Yesterday I had a talk at ETI, the school of interpretation and translation of the University of Geneva, thanks to the invitation by my colleagues and friends François Grin and Michele Gazzola who work there, about the relations between Esperanto and translation (here the presentation).
People there were deeply involved in the subject of translation, so a lot of interesting and challenging questions arose, in particular about the establishment of a standard variety of a language whose native speakers (or family speakers, if you prefer) are always bilingual and Esperanto is never the strongest language. What still surprizes me is the emotional feelings that Esperanto rises among specialists of languages, who it’s supposed to conduct more rationally about the subject. In reality, the reverse is true.

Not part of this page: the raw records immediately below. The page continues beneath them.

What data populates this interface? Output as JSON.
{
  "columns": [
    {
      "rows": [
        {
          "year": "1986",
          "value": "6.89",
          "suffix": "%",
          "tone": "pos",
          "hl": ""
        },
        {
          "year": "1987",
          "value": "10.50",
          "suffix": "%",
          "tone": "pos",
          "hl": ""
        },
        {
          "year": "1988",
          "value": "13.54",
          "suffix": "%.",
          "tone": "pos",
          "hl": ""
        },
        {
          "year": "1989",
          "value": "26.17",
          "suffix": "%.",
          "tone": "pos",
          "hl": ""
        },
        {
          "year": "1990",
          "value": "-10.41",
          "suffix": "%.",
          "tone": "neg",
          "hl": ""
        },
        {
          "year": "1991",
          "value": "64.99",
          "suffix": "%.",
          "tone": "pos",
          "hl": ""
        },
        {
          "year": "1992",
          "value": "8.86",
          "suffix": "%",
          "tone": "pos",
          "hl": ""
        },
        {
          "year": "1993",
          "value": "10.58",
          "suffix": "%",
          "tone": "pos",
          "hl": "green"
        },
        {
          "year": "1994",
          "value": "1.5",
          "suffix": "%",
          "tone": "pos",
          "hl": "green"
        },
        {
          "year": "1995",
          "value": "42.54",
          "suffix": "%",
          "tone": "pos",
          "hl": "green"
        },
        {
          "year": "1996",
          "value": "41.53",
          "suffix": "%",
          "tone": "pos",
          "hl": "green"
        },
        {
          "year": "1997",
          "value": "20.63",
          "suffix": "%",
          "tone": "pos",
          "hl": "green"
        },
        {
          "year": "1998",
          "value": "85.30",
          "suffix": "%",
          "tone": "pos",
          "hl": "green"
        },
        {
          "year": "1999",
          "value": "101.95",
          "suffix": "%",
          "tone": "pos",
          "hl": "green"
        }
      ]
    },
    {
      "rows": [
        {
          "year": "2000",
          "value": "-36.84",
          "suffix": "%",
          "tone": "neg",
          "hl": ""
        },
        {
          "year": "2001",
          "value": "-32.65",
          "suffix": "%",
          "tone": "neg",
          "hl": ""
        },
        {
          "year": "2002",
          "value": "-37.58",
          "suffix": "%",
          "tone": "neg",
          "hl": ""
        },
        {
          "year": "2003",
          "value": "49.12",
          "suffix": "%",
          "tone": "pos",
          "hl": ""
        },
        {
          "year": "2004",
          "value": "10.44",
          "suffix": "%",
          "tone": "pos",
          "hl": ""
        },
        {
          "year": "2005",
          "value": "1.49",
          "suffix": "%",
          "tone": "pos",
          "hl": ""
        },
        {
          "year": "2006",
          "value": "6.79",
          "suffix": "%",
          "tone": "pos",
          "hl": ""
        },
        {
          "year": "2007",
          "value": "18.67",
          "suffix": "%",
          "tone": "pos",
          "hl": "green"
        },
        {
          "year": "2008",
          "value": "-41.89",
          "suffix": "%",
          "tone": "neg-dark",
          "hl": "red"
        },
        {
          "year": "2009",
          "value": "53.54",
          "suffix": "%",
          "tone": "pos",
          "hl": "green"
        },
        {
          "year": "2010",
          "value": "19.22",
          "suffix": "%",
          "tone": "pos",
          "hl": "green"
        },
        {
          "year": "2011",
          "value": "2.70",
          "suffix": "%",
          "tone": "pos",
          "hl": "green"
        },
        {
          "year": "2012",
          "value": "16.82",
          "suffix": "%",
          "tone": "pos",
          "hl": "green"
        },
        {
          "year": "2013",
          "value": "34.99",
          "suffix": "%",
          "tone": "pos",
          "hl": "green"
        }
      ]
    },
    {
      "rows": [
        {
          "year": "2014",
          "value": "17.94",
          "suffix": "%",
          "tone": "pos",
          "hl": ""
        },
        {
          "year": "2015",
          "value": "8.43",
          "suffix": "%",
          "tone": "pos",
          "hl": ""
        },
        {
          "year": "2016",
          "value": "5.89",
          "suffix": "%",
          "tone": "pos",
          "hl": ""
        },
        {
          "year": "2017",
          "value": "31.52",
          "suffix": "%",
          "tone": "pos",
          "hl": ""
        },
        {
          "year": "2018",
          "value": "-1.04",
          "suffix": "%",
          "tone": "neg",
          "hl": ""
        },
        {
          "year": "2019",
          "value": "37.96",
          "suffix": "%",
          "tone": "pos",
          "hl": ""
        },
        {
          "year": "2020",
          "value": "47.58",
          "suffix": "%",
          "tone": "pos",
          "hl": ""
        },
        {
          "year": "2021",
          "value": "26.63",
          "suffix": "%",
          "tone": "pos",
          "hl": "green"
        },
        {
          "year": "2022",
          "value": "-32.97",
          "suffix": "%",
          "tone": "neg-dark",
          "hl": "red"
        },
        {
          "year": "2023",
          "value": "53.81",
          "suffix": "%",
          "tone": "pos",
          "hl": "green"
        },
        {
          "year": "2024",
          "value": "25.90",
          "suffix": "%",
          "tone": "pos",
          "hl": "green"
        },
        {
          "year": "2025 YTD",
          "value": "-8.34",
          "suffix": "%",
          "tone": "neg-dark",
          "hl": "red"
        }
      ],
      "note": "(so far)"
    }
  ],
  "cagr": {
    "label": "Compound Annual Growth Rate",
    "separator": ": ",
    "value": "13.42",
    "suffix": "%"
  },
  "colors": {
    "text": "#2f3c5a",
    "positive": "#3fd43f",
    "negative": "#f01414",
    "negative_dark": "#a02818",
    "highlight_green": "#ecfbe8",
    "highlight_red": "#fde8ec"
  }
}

In particular, some people can’t accept that a living language is such even without an ethnos and its consequences (territory, government, army) even if there are a lot of examples of strong language planning in the literature, besides Esperanto. Furthermore, I was questioned about the existence of an Esperanto culture; it’s not a matter of questioning; it’s a matter of fact. Esperanto is not based on an ethnos, instead it is based on an ethos. But that’s all. There are myths, symbols, products, artifacts, that sign the Esperanto identity exactly as in any other culture, and they are worth studying. Of course, if you bound “culture” to an ethnos (anthropology = ethnography) you can deny facts to save your theory.